Particulièrement sur un bon pain complet au levain fait avec du sarrazin et pourvu d’une bonne croûte. Celle qui craque sous nos dents et dans nos oreilles, comme une survivance de nos goûters d’enfants. Existe-t-il meilleure chose qu’une tartine faite dans un bon pain, bien beurrée et sur laquelle on laisse tomber n’importe comment les gros fils du chocolat noir gratté au couteau ? Le bol de chocolat chaud est là fumant et réveillera nos membres engourdis par nos ébats dans la neige et le froid venteux.

Pour les Bretons, le beurre salé n’existe pas. Ils ne connaissent que le beurre et le beurre doux. Serait-ce une survivance des combats entre Bretons et Francs ? Juste une affaire de goût, ou de pratique ? Chacun utilise le beurre qu’il veut, en fonction de l’usage qu’il en fait.
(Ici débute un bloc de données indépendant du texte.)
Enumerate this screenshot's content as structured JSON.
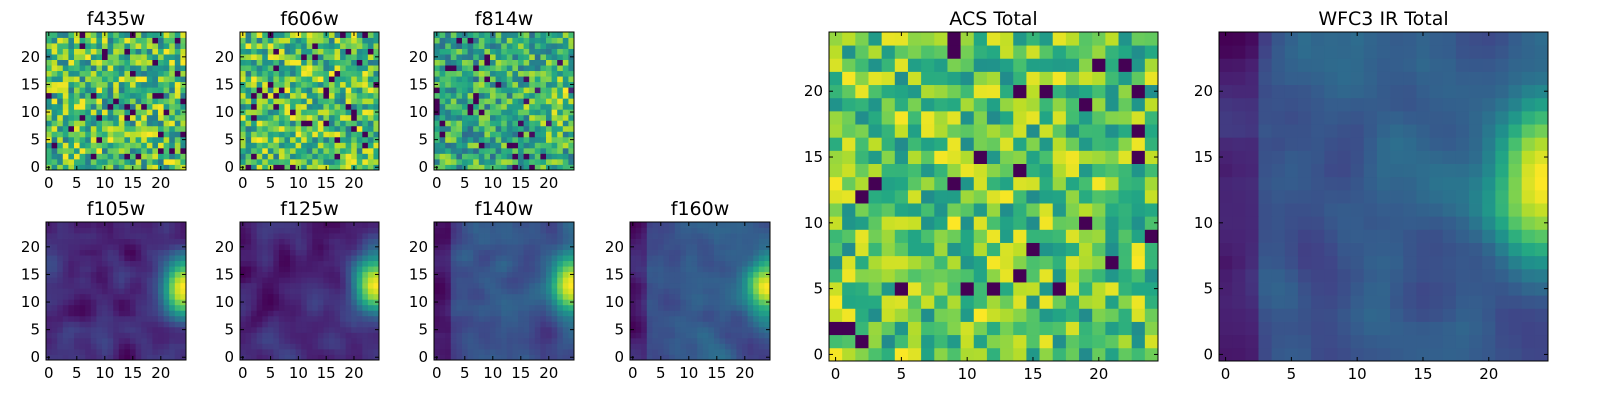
{
  "chart_data": [
    {
      "type": "heatmap",
      "title": "f435w",
      "colormap": "viridis",
      "grid_size": [
        25,
        25
      ],
      "xticks": [
        0,
        5,
        10,
        15,
        20
      ],
      "yticks": [
        0,
        5,
        10,
        15,
        20
      ],
      "pattern": "noise"
    },
    {
      "type": "heatmap",
      "title": "f606w",
      "colormap": "viridis",
      "grid_size": [
        25,
        25
      ],
      "xticks": [
        0,
        5,
        10,
        15,
        20
      ],
      "yticks": [
        0,
        5,
        10,
        15,
        20
      ],
      "pattern": "noise"
    },
    {
      "type": "heatmap",
      "title": "f814w",
      "colormap": "viridis",
      "grid_size": [
        25,
        25
      ],
      "xticks": [
        0,
        5,
        10,
        15,
        20
      ],
      "yticks": [
        0,
        5,
        10,
        15,
        20
      ],
      "pattern": "noise_bright_right"
    },
    {
      "type": "heatmap",
      "title": "f105w",
      "colormap": "viridis",
      "grid_size": [
        25,
        25
      ],
      "xticks": [
        0,
        5,
        10,
        15,
        20
      ],
      "yticks": [
        0,
        5,
        10,
        15,
        20
      ],
      "pattern": "smooth_bright_right"
    },
    {
      "type": "heatmap",
      "title": "f125w",
      "colormap": "viridis",
      "grid_size": [
        25,
        25
      ],
      "xticks": [
        0,
        5,
        10,
        15,
        20
      ],
      "yticks": [
        0,
        5,
        10,
        15,
        20
      ],
      "pattern": "smooth_bright_right"
    },
    {
      "type": "heatmap",
      "title": "f140w",
      "colormap": "viridis",
      "grid_size": [
        25,
        25
      ],
      "xticks": [
        0,
        5,
        10,
        15,
        20
      ],
      "yticks": [
        0,
        5,
        10,
        15,
        20
      ],
      "pattern": "smooth_bright_right_dark"
    },
    {
      "type": "heatmap",
      "title": "f160w",
      "colormap": "viridis",
      "grid_size": [
        25,
        25
      ],
      "xticks": [
        0,
        5,
        10,
        15,
        20
      ],
      "yticks": [
        0,
        5,
        10,
        15,
        20
      ],
      "pattern": "smooth_bright_right_dark"
    },
    {
      "type": "heatmap",
      "title": "ACS Total",
      "colormap": "viridis",
      "grid_size": [
        25,
        25
      ],
      "xticks": [
        0,
        5,
        10,
        15,
        20
      ],
      "yticks": [
        0,
        5,
        10,
        15,
        20
      ],
      "pattern": "noise_bright"
    },
    {
      "type": "heatmap",
      "title": "WFC3 IR Total",
      "colormap": "viridis",
      "grid_size": [
        25,
        25
      ],
      "xticks": [
        0,
        5,
        10,
        15,
        20
      ],
      "yticks": [
        0,
        5,
        10,
        15,
        20
      ],
      "pattern": "smooth_bright_right_dark"
    }
  ]
}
Je ne suis pas breton. Mes origines Lyonnaises et Bordelaises auraient dû me faire vivre à mi-chemin, entre Clermont-Ferrand et Brive la Gaillarde. Je fus Lyonnais. Avec bonheur d’ailleurs. Puis Avignonnais avant d’aller me perdre à la capitale, tel un Rastignac petit bras. Depuis plus de quinze ans j’ai glissé vers la presque-Normandie, une région frontalière, plus tout à fait Francilienne mais pas encore vraiment Normande.

J’aime la Normandie et la Bretagne, leur histoire respective et cette fausse rivalité qui n’en finit pas.

Bref, revenons au beurre salé ! Il m’est revenu une histoire, contée par un marin breton dans un petit bistrot. Du genre où s’échouent les marins en fin de journée, vers le port Rhu à Douarnenez. Les bistrots près des ports sont les mêmes partout où que vous alliez et les gens qui les hantent ont tant de fantômes à fuir.

Certains métiers font germer des mythes. La mine a fait Germinal. Les fonderies, les industries textiles, l’automobile, l’avion ont fait et défait des dynasties, pleines d’histoire féroces, parfois violentes, où peu ont amassé beaucoup pendant que les autres n’ont engrangé qu’une pauvreté tenace.

Les marins font un métier difficile. Physiquement et moralement. Je parle des marins pêcheurs. Bien entendu, j’apprécie les sportifs, aventuriers, visionnaires et risque-tout. Voire les marins de loisir qui ont la chance d’évoluer sur leur propre bateau à voile. Mais ils font le choix de naviguer.

Les pêcheurs font-ils toujours ce choix ? Ne vont-ils pas vers LE métier traditionnel du coin ? Le seul qui permet de se regarder dans la glace et de gagner la fierté d’être aussi bon que son père.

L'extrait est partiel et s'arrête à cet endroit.